N-Glycosylation is essential for secretion of extracellular matrix proteins. The hSAECs and EMT-hSAECs were treated with tunicamycin for 24 h. The secretome of hSAECs and EMT-hSAECs ± TM were analyzed by LC−MS/MS. (A) Unsupervised hierarchical clustering of differentially abundant secretory proteins. (B) GO molecular function enrichment analysis of the proteins which secretion was up-regulated by EMT and inhibited by TM (Cluster 2 in Figure 3A) (p-value <0.05 with Bonferroni correction for multiple testing). Each annotation is displayed by fold enrichment (bar) and p-value (scatter plot). (C) The abundance of ECM proteins in the cell culture medium of hSAECs and EMT-hSAECs ± TM. (D) The expression of GFPT1. The level of GFPT1 was knockdown with siRNA; nonspecific siRNA was used as negative control. (a) t test p-value <0.05 relative to hSAEC control + nonspecific siRNA; (b) t test p-value <0.05 in the comparison between GFPT1 knockdown and nonspecific siRNA on the same duration of TGFβ treatment. (E) The abundance of ECM proteins in the cell culture medium of hSAECs treated with GFPT1 siRNA and negative control siRNA during the time course of TGFβ treatment. (F) The cell viability analysis of hSAECs and EMT-hSAECs in response to tunicamycin. (G) The cell viability analysis of primary hSAECs and EMT-hSAECs in response to tunicamycin **, p-value of t test is below 0.05; ***, p-value of t test is below 0.001. TM, tunicamycin.

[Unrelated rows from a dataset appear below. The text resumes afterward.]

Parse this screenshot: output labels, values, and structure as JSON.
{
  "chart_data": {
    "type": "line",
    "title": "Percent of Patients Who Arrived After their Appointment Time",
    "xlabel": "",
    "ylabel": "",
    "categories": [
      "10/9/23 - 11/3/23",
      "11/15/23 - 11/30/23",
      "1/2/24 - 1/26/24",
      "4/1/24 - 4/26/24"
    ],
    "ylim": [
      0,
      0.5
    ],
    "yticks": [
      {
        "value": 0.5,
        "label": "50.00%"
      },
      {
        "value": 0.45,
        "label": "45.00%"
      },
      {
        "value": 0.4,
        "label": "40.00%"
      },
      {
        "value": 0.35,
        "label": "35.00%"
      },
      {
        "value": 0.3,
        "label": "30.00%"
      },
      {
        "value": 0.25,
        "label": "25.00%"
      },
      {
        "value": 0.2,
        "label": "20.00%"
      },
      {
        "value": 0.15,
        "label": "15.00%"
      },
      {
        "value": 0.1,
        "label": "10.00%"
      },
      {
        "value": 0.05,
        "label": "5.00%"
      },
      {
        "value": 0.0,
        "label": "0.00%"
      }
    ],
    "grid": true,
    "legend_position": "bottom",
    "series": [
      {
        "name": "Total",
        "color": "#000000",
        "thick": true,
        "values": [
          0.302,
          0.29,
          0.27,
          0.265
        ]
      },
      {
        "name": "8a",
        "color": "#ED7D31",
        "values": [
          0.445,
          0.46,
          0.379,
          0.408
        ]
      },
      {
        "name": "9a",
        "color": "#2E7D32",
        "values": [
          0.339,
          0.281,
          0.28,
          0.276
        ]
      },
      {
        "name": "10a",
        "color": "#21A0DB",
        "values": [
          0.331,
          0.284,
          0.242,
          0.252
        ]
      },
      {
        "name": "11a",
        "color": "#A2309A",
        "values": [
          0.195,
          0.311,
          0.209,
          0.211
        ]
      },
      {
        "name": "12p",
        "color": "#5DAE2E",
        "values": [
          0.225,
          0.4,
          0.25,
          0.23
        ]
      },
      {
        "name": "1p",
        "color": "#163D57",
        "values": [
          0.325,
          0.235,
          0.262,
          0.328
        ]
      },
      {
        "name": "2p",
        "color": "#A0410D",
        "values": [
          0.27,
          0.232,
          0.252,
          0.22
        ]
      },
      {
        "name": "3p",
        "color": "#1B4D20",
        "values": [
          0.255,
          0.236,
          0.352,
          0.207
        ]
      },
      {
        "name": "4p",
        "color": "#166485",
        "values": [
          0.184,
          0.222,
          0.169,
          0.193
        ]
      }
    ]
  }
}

Next, we silenced GFPT1 expression, the rate-limiting enzyme of HBP, and examined how the knockdown of HBP pathway affected the secretion of ECM proteins. As shown in Figure 3D, about 37−68% of GFPT1 protein was specifically silenced by siRNA. We then measured the abundance of ECM proteins (FN1, Sparc, and Col4A1) over a time course of TGFβ stimulation. Compared to the cells treated with nonspecific siRNA, the secretion of ECM proteins was reduced by GFPT1 knockdown (Figure 3E), suggesting that the secretion of ECM proteins were dependent on the HBP pathway.

Conversely, we investigated if GlcNAc supplementation affects the secretion of ECM proteins during the mesenchymal transition. We found that GlcNAc supplement did not change the gene expression of the core EMT transcription regulators such as SNAIL1, TWIST1, and ZEB1. However, the gene and protein expression of EMT markers (FN1 and VIM) were slightly downregulated (Supplemental Figure S4A). Probably due to the reduced production of ECM proteins, the level of ER chaperone proteins PDIA6 and P4HB in the cell lysate were decreased in the cells provided with GlcNAc supplementation (Supplemental Figure S4B). Strikingly, the secretion of FN1 was increased by GlcNAc, despite the reduced mRNA expression, suggesting that exogenous activation of HBP pathway promoted ECM protein secretion (Supplemental Figure S4C).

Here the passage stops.